I’ve been recently waking up in the middle of the night, around 4 am. I don’t think is due to the pregnancy, it has more to do with closing the windows thinking the breeze is quite refreshing at night and then finding your limbs and face boiling in the darkness.
That, as well as my hunger and my deep dreams. I could remember everything after waking up. And that’s bad, you know, because then you just think it over and try to make conclusions.
It is very weird how last night I dreamt of a very old woman who used to be my patient 2 years ago. I used to visit her along with my Clinical Supervisor in her family house, because she was unable to go to the surgery.
She lived with one of her twin daughters and was also assisted by a wonderful carer. The lady herself was rather peculiar.

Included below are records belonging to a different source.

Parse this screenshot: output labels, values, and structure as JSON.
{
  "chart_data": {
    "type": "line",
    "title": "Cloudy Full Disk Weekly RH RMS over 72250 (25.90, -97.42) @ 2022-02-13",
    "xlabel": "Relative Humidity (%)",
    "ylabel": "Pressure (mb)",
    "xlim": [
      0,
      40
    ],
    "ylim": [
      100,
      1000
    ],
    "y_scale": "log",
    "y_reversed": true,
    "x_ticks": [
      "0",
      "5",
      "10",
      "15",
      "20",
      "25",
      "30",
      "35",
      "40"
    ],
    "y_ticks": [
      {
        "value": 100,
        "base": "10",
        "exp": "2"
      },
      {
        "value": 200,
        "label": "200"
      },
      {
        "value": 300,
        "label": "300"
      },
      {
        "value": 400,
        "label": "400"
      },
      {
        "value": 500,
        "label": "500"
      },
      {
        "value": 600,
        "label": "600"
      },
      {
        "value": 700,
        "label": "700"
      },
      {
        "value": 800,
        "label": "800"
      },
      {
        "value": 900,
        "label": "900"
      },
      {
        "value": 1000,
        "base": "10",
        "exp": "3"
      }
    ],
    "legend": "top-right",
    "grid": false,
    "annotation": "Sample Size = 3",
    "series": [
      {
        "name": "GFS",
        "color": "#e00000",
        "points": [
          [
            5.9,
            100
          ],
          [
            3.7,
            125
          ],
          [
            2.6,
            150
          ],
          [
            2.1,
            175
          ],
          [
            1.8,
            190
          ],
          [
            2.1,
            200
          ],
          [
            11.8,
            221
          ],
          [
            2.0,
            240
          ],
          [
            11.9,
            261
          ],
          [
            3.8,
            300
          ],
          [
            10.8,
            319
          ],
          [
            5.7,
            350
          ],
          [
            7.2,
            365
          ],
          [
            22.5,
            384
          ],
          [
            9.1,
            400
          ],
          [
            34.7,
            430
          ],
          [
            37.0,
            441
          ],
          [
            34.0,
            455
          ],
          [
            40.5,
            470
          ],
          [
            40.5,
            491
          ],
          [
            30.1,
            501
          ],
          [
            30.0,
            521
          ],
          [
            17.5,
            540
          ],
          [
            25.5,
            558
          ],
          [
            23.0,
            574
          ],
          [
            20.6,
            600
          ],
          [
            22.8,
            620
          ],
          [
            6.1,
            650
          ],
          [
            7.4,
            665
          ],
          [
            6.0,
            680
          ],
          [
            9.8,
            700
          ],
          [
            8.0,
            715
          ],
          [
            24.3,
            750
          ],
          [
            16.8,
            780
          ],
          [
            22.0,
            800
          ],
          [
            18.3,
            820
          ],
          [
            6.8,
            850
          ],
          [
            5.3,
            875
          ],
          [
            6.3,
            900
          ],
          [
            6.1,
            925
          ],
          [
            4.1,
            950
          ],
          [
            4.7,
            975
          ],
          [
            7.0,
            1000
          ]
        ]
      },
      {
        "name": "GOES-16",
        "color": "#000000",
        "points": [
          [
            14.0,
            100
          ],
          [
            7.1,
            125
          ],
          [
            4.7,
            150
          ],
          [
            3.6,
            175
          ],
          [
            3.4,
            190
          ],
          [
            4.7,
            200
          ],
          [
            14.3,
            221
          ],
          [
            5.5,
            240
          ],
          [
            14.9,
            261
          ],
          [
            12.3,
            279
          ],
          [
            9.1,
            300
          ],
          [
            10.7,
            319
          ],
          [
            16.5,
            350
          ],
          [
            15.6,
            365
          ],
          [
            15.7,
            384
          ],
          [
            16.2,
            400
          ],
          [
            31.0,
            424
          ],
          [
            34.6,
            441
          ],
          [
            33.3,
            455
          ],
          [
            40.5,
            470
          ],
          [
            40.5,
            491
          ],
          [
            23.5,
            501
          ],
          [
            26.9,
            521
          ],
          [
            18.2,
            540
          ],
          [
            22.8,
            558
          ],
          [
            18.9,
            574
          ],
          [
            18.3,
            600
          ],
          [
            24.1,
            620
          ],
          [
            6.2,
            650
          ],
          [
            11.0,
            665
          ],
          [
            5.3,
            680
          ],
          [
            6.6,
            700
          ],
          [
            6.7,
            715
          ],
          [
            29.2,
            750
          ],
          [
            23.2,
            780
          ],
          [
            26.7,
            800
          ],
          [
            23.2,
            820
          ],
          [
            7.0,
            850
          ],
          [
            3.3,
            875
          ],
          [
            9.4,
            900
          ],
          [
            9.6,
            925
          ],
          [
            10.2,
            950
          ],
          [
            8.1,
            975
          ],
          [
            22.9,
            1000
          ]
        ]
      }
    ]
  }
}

She seemed lovely to me, but she’d been very mean to her poor daughters all her life.Very fussy and picky even with us around, belittling the daughter who would do anything to please her despite the miserable past she and her sister went through due to her mother’s temperament.
I wonder how my mind picked this memory, but in this case, in my dream, I was her family. I happened to be in a family gathering, everybody around the table about to have lunch and I went to the kitchen to get something and I see the old lady, my patient now my grandmother, in the same corner of the house where I would go to speak and examine her. She was isolated, confused and upset. Her carer, left without notice, taking advantage of the crowded house that day and left her alone without food. So, in shock and very moody, I got her some food and skipped the family gathering to be with her. I was upset with the carer and upset about my company, which wasn’t really pleasant and not what I was expecting from that day. And later on had a conversation with my real mum in the dream and the carer…
Veeeeery bizarre. I wonder why her, why this. What’s the moral or the key message of the dream? Grumpy old people deserve good care too? Am I going to be grumpy? I am definitely going to get old?
I hope I don’t get to that point, to be honest. And I also wish that people treat me with respect and kindness if I do. I do not want them to forget that I once was like them, a sharp and dynamic person. But I will also work on it, to deserve it.
I guess that was my conclusion. And I really wish I have a great sleep tonight, I can’t handle more deep dreams!